An 'Independent Course’

For the past three years, Livestrong endured increased media scrutiny as it fiercely supported its founder before more evidence came to light that Mr. Armstrong used drugs while competing in the seven Tour de France races he won.

The cyclist stepped down as chairman of the organization in October; a month later, the charity formally, and legally, changed its name to the Livestrong Foundation from the Lance Armstrong Foundation.

“We set about charting an independent course forward,” Mr. Miller said.

The charity today tried to demonstrate it wants to do that by:

• Refashioning its logo to include “Foundation” underneath the Livestrong name. Mr. Miller said the thousands of cancer survivors form the “foundation” beneath Livestrong.

• Moving Livestrong Day, which calls attention to the organization’s work globally, from October 2, the anniversary of Mr. Armstrong’s original cancer diagnosis, to May 17, the month and date of the launch of the Livestrong wristbands nine years ago.

• Training its top volunteers in how to handle the controversy. At a session in Chicago, volunteer fundraisers were given talking points for responding to inquires about Mr. Armstrong’s involvement with the organization. Replies could include: “The Livestrong Foundation’s mission is bigger than its founder” and “It was never about one person.”

Michael Dunkle, an oncology nurse near Denver who’s been a volunteer for Livestrong, said he supports the organization’s renewed vision.

“There was some talk originally about, 'Hey, we might change completely and lose the Livestrong name,’” he said. “And that doesn’t make sense. Because we’re obviously branded with that name.”

He added: “Let’s be honest, the logo change really isn’t significant. More than anything, it’s pointing out that 'this is the Livestrong Foundation. Keep that in mind. This is Livestrong. It’s not Lance Armstrong.”

Lingering Loyalty

Not all of the volunteers in attendance wanted Livestrong to detach itself from its founder, however. Laurey Masterton, a two-time cancer survivor who’s in the middle of treatment for a third type of cancer, says she raised $34,000 last year for Livestrong and still considers Mr. Armstrong her hero.

“I don’t want to erase him from what I’m doing, and to me, he’s the main reason I’m involved in this group,” said Ms. Masterton.

She added: “He made the decision to step out, and the organization accepted it. And I just have to believe that they did what they felt was the right thing to do. I hope that there will come a time when he is back, that he is not erased from the whole thing.”

Both Mr. Dunkle and Ms. Masterton still plan to support the organization, despite Mr. Armstrong’s absence.

Donations Decline

Since the charity was founded, Mr. Armstrong’s story has attracted donors and corporate sponsors. Now, Livestrong is hoping its track record raising more than $550-million and serving 2.5 million people with cancer will be the main draw for supporters.
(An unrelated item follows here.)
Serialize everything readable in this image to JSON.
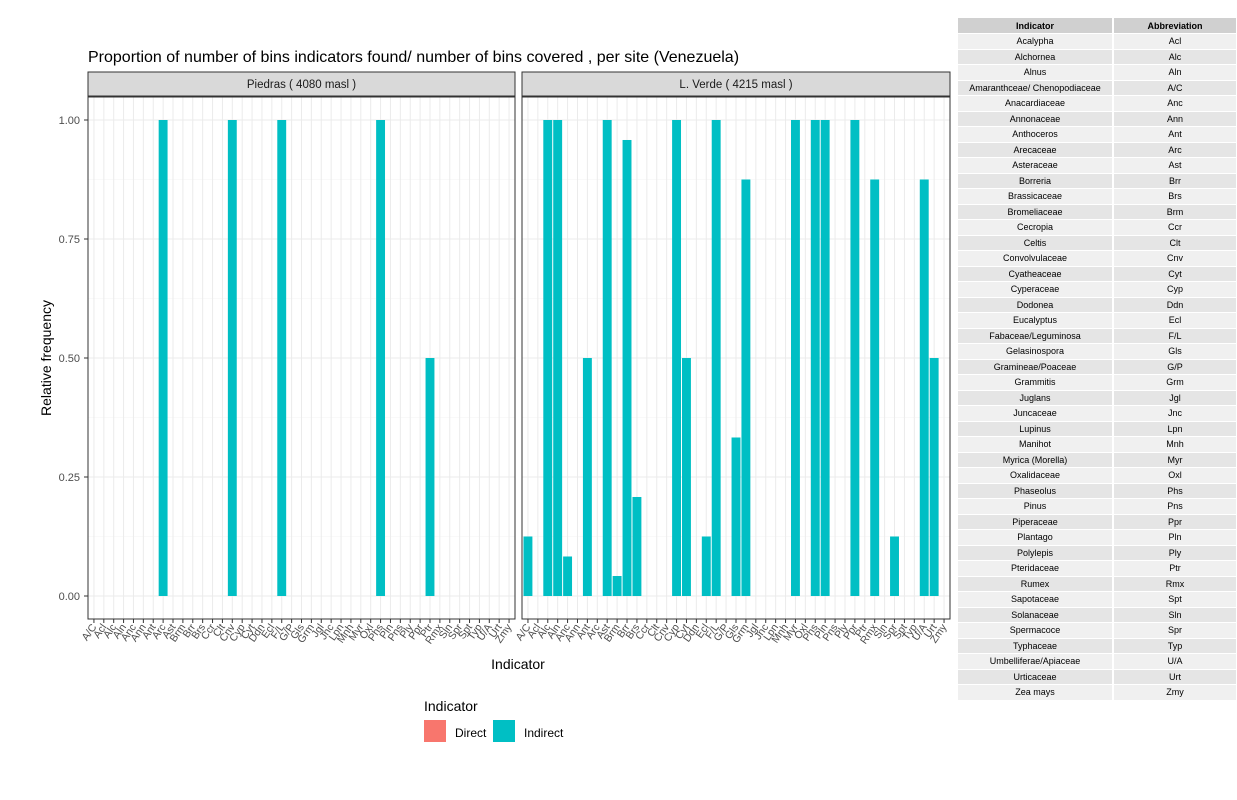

Last year, the group raised $48-million, with nearly half—$23.4-million—coming from 116,000 individuals worldwide. That sum is 2 to 3 percent less than what was raised in 2011, but Livestrong officials say that could be as much about the economy as the scandal.

They concede that fewer people are giving, however, and that the total amount donated didn't drop sharply because the average sum each donor gives has been higher. The bigger average gifts have resulted from an aggressive push to donors at the height of the Armstrong scandal, says Ryan O'Donoghue, development officer at Livestrong.

Asked if there will be a time when Mr. Armstrong will play a role in the organization again, Mr. O’Donoghue said: “Many of us, including donors, see Lance through the prism of the work that he’s done to help people who are affected by cancer, and that’s really what’s important to them. We’re very honest and transparent about what the state is of his relationship with the foundation.”

That said, he added, “You can’t predict the future.”